Surprise! From the producer perspective (PAO), there’s no such spike on the dates previously discussed.

Bonjour Nicolas, Voici la courbe d’activité du consommateur COSMO côté PAO et je ne constate aucun pic d’activité entre 19h et 20h. J’ai bien peur que le pb soit côté COSMO pour ce pic d’activité. — Cyrille Piton

What happened ? :(

On COSMO Backend Houston, we are using Akka-Streams. Within our design, this framework allows us to use the backpressure functionnality with our data processing. The notion of backpressure is well described in the Reactive Streams specification

So the first thing as the Scala/Java developer we look at is the jvm heap!

On the 2 dates previously mentionned, we can see that the java heap is high around 2 Gb allocated. What’s consuming in our java heap backend? Looking closely, we could see that these instances of our backend contained a local embedded cache.

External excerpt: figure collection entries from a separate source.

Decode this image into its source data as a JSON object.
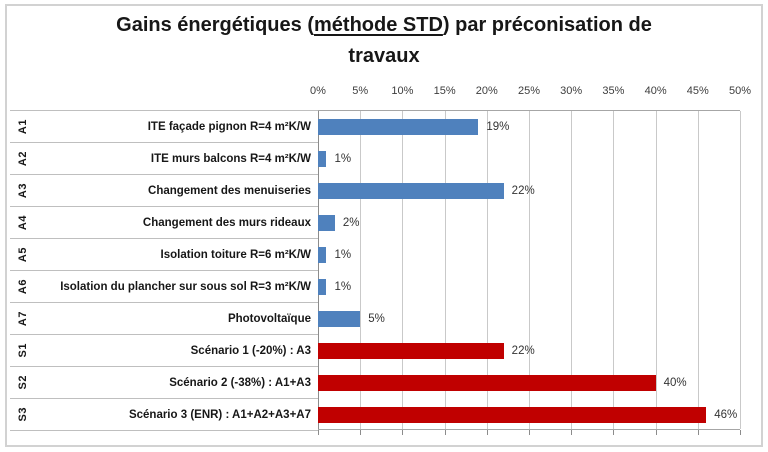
{
  "title": {
    "line1_prefix": "Gains énergétiques (",
    "line1_underlined": "méthode STD",
    "line1_suffix": ") par préconisation de",
    "line2": "travaux"
  },
  "chart_data": {
    "type": "bar",
    "orientation": "horizontal",
    "title": "Gains énergétiques (méthode STD) par préconisation de travaux",
    "value_axis": {
      "position": "top",
      "min": 0,
      "max": 50,
      "step": 5,
      "unit": "%",
      "tick_labels": [
        "0%",
        "5%",
        "10%",
        "15%",
        "20%",
        "25%",
        "30%",
        "35%",
        "40%",
        "45%",
        "50%"
      ],
      "grid": true
    },
    "rows": [
      {
        "code": "A1",
        "label": "ITE façade pignon R=4 m²K/W",
        "value": 19,
        "value_label": "19%",
        "group": "action"
      },
      {
        "code": "A2",
        "label": "ITE murs balcons R=4 m²K/W",
        "value": 1,
        "value_label": "1%",
        "group": "action"
      },
      {
        "code": "A3",
        "label": "Changement des menuiseries",
        "value": 22,
        "value_label": "22%",
        "group": "action"
      },
      {
        "code": "A4",
        "label": "Changement des murs rideaux",
        "value": 2,
        "value_label": "2%",
        "group": "action"
      },
      {
        "code": "A5",
        "label": "Isolation toiture R=6 m²K/W",
        "value": 1,
        "value_label": "1%",
        "group": "action"
      },
      {
        "code": "A6",
        "label": "Isolation du plancher sur sous sol R=3 m²K/W",
        "value": 1,
        "value_label": "1%",
        "group": "action"
      },
      {
        "code": "A7",
        "label": "Photovoltaïque",
        "value": 5,
        "value_label": "5%",
        "group": "action"
      },
      {
        "code": "S1",
        "label": "Scénario 1 (-20%) : A3",
        "value": 22,
        "value_label": "22%",
        "group": "scenario"
      },
      {
        "code": "S2",
        "label": "Scénario 2 (-38%) : A1+A3",
        "value": 40,
        "value_label": "40%",
        "group": "scenario"
      },
      {
        "code": "S3",
        "label": "Scénario 3 (ENR) : A1+A2+A3+A7",
        "value": 46,
        "value_label": "46%",
        "group": "scenario"
      }
    ],
    "colors": {
      "action": "#4F81BD",
      "scenario": "#C00000"
    }
  }
}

This embedded cache is really high in number of entries at thoses particular dates. Another clue, the CPU.

We could see the same type of spike variation on the CPU at the same time.

The conclusion

The embedded cache we used on our real time information Kafka consumer eats all the available java heap memory. The memory for processing the data in the application were fighting for ressources. And it loses the fight for memory, so Akka-stream backpressure since the application doesn’t have enough memory to process the data fast enough. This doesn’t break our application but it just asking the consumer to consume slower since the resources become scarce. Another effect, since the heap is running low, the Java Garbage Collector is running frequently in quest for memory hence we see the spike in CPU.

As soon as the cache “release” the memory due to the entries ttl and the Java Garbage Collector could reclaim some memory, the backpressure allow some more elements to be consumed to integrate real time information. That’s why we could see the first spike beforehand!

A first action has been done with our Ops Engineer Clément Villeret, we limit the embedded cache instance properly to keep it from taking all the JVM heap memory. Here’s the CPU monitoring after this change.

Before

After

After confirming that, we investigate with Clément the optimal parameter for the embedded cache and JVM Heap sizing to fit the amount of data in our data processing.